仏教の教えとともに日本に持ち込まれたお盆の風習ですが、奈良時代には天皇の命令で盂蘭盆会を祭ることが決められています。奈良の大仏を建立したことで知られる聖武天皇が733年に出した命令以降、皇居では恒例の仏事になりました。平安時代には盂蘭盆会を祭る風習は貴族の間に定着します。時代が下って明治時代になると、京都府は盂蘭盆会の習俗すべてを風紀上良くないと廃止するように命じたこともあったといいます。明治政府は仏教よりも神道を重んじましたから、その影響かもしれませんね。しかしその命令によってもお盆を止めさせることはできず、日本の夏の伝統行事として広く行われ続けています。

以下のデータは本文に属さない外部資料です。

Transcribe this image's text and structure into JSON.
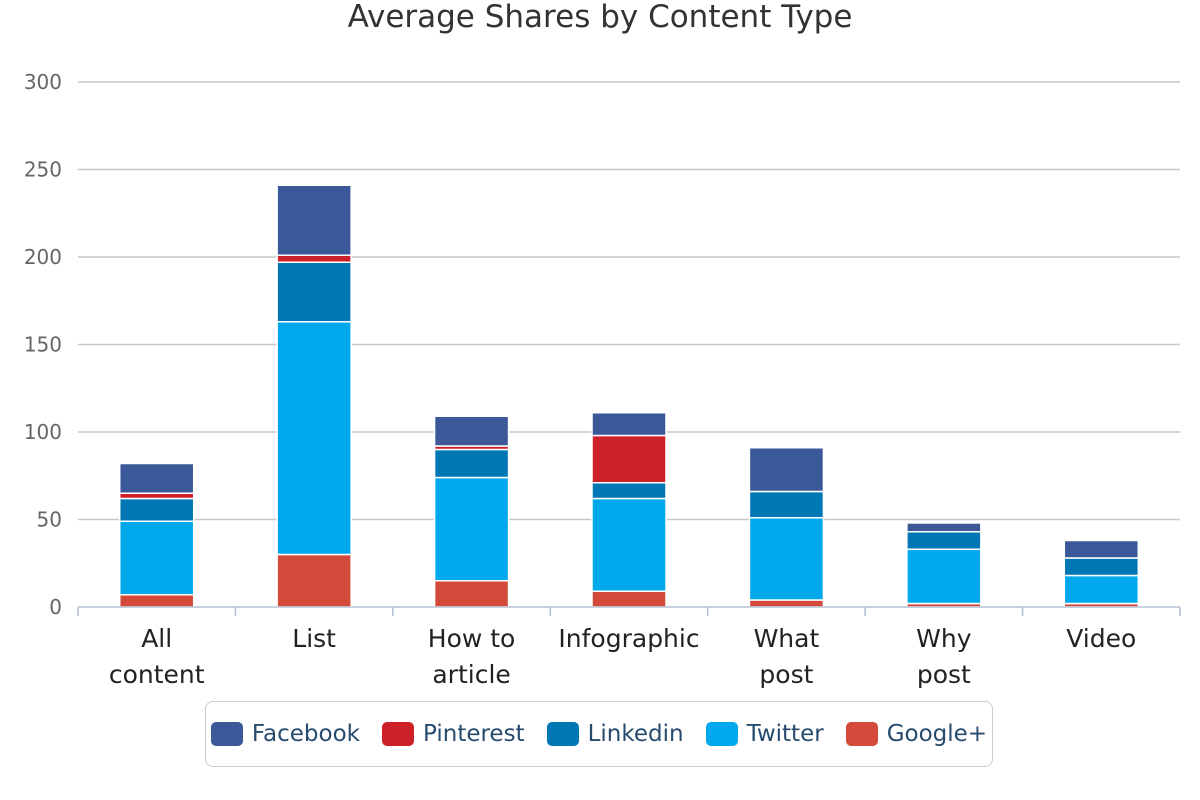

明治維新は、日本にさまざまな変革をもたらしました。先ほど触れた神道優遇もそうですが、もっと規模の大きい変化もあります。それは、太陽暦(新暦)の導入です。明治5年、日本政府は太陽暦を導入しました。旧暦の明治5年12月3日を、明治6年1月1日として新暦に切り替えたのです。これを明治改暦といいます。この布告は明治5年の11月9日に交付されたため、世の中は大混乱に陥りました。毎年10月1日には翌年の暦(カレンダーのようなもの)を売り出していましたから、これはすべて返品。新たに暦を作り直さなければいけなかったために、業者は大混乱に陥ったといいます。なぜこんなに急だったかというと、明治政府が貧乏だったせいだといいます。旧暦ではうるう日(4年に一度、2月を一日増やす)のかわりに閏月というものがあり、一ヶ月増やさなければいけませんでした。すると、月給制をとっていた公務員に払う給料が一ヶ月増えてしまいます。そこで新暦を導入すると12ヶ月で済む上に、明治5年は12月が2日しかない計算になりますから、なんと11ヶ月分しか給料を払わなくていい、ということです。どうもしまらない話ですが、明治のようにあらゆるものが変わっていく時代には、このようなドタバタはよくあることのようです。

さて、新暦導入によりお盆もかわりました。新暦と旧暦にはおよそ一ヶ月の開きがありますから、8月のお盆が生まれ、さらに3つの時期に分かれていきました。

  • 1.7月13日~15日
    旧暦の日付をそのまま新暦に移したもの。
  • 2.8月20日前後(旧盆)
    旧暦7月15日が新暦でいう8月20日前後のため。
  • 3.8月13日~15(または16)日(月遅れの盆)
    当時は、日本国民の8割が農業に従事しており、新暦7月15日は農作業の忙しい時期に重なることに配慮した。お盆を1ヶ月遅らせて「月遅れのお盆」としてお盆の行事をゆっくりできるようにしたため。
    • 時代が下るにつれて旧盆は廃れていき、全国のおよそ7割の地域で8月15日前後にお盆を行うようになりました。カレンダーに旧暦が掲載されなくなったという理由もありますが、旧暦は新暦との対照が毎年変わるのでわかりにくいこと、日付を固定したほうが予定を立てやすいことなどによるとされています。

      数は少なくなったとはいえ、今でも他の日程でお盆を行う地域はあります。
      8月15日以外にお盆を行う各地域では、以下のような日程でお盆を行います。

      • 1.7月13日~15日
        東京都を中心とした南関東、静岡旧市街地、函館、金沢旧市街地など
      • 2.8月20日前後(旧盆)
        沖縄県、奄美など南西諸島の一部
      • 3.8月13日~15日(月遅れの盆)
        西日本全般と北関東以北(日本のほとんどの地域)
      • 4.その他(8月1日など)
        岐阜県中津川市付知町、中津川市加子母、東京都小金井市、国分寺市、府中市、調布市など多摩地区の一部
      • 東京などの都市部では、日本各地から移住してきた住民が多いですから、皆さんそれぞれの日程でお盆を行います。ここで挙げた地域でも、8月15日を中心にした日程でのお盆もありますから、ご注意ください。